Царь требовал, и крылья требовали, и он знал, что сын тоже требует. Или ждет - какая разница?
- Ты владеешь землей и водой, великий царь, - сказал он, - но воздухом ты не владеешь.
- Воздух? - царь, казалось, не понял. - Славно придумано, мастер! Пожалуй, это как раз то, что мне нужно.
Мастер промолчал: ему скучно было мечтать о великих победах, о тысячах крылатых воителей, несущих смерть и разрушение.
- Тебе жалко Афин, мастер? Почему ты молчишь?

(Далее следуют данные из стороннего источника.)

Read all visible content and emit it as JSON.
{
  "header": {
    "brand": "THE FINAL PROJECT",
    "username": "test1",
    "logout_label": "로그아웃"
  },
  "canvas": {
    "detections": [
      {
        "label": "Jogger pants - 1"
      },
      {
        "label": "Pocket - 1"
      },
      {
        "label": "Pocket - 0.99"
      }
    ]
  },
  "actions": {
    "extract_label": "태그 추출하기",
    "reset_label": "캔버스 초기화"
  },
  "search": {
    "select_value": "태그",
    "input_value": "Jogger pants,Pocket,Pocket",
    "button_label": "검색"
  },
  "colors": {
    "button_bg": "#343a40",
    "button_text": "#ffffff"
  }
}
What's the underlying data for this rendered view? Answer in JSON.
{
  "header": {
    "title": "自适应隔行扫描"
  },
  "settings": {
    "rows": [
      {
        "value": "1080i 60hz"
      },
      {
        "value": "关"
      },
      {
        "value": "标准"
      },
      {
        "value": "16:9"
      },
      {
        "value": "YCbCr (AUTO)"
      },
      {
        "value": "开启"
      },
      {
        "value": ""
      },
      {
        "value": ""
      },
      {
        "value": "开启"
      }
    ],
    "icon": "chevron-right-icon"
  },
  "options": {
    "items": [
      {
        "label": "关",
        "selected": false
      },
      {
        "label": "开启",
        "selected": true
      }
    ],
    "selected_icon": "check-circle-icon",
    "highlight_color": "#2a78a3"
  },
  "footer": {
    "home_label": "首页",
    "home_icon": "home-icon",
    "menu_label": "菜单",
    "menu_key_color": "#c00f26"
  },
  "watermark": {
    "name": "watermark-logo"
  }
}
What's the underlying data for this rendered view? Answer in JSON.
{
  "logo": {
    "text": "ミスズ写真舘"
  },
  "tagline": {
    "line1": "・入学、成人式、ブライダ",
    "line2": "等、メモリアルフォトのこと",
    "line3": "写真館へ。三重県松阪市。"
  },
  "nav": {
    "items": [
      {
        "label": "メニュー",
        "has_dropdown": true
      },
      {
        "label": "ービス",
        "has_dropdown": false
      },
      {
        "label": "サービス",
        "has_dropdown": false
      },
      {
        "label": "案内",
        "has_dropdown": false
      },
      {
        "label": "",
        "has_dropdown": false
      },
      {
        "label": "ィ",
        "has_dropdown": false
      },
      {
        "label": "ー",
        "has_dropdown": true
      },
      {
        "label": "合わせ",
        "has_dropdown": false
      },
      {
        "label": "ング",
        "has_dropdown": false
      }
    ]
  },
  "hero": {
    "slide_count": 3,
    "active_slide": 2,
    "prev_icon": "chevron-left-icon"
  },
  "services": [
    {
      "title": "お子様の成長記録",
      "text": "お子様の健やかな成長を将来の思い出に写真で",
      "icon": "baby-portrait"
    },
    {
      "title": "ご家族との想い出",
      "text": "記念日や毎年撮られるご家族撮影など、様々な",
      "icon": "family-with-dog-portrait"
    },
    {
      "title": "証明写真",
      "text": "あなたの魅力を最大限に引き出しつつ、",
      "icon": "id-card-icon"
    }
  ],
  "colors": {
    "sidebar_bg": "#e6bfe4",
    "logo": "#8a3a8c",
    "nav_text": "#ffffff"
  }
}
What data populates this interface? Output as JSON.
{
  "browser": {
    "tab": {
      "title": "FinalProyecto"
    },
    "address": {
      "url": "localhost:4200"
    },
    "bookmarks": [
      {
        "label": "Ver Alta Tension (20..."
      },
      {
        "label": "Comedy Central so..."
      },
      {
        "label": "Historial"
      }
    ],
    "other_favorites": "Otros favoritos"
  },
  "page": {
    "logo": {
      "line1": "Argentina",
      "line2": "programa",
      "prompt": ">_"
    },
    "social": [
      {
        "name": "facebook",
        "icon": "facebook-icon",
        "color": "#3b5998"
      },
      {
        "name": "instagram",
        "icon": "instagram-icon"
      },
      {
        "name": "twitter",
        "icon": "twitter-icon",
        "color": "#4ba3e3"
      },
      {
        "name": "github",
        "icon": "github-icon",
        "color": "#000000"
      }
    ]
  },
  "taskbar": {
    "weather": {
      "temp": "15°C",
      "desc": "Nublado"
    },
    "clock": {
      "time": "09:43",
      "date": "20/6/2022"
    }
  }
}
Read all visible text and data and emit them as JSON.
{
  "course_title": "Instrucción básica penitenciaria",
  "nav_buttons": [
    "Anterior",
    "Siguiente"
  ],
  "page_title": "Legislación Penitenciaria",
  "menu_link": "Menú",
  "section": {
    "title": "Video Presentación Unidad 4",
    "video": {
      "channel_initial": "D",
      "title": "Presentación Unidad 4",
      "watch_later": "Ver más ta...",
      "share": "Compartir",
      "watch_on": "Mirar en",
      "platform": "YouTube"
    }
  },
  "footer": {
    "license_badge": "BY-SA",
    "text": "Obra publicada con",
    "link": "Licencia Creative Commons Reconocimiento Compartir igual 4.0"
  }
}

Он не ответил: ему не было жалко, ему просто не хотелось говорить с великим царем. У него не было родины - у него была голова на плечах и были крылья за спиной. И крылья ждали. Царь, кажется, понял, и когда он заговорил снова, в его голосе слышался гнев.
- Ты был изгнан из Афин, убийца, обагривший свои руки безвинной кровью. И ты по-прежнему молчишь?
- Ну да, - усмехнулся он, - я убийца. А убитый был обращен в перепелку... Или в куропатку, великий царь? Ты справедлив, но ты мне надоел. Вперед, сын мой! И помни наш уговор.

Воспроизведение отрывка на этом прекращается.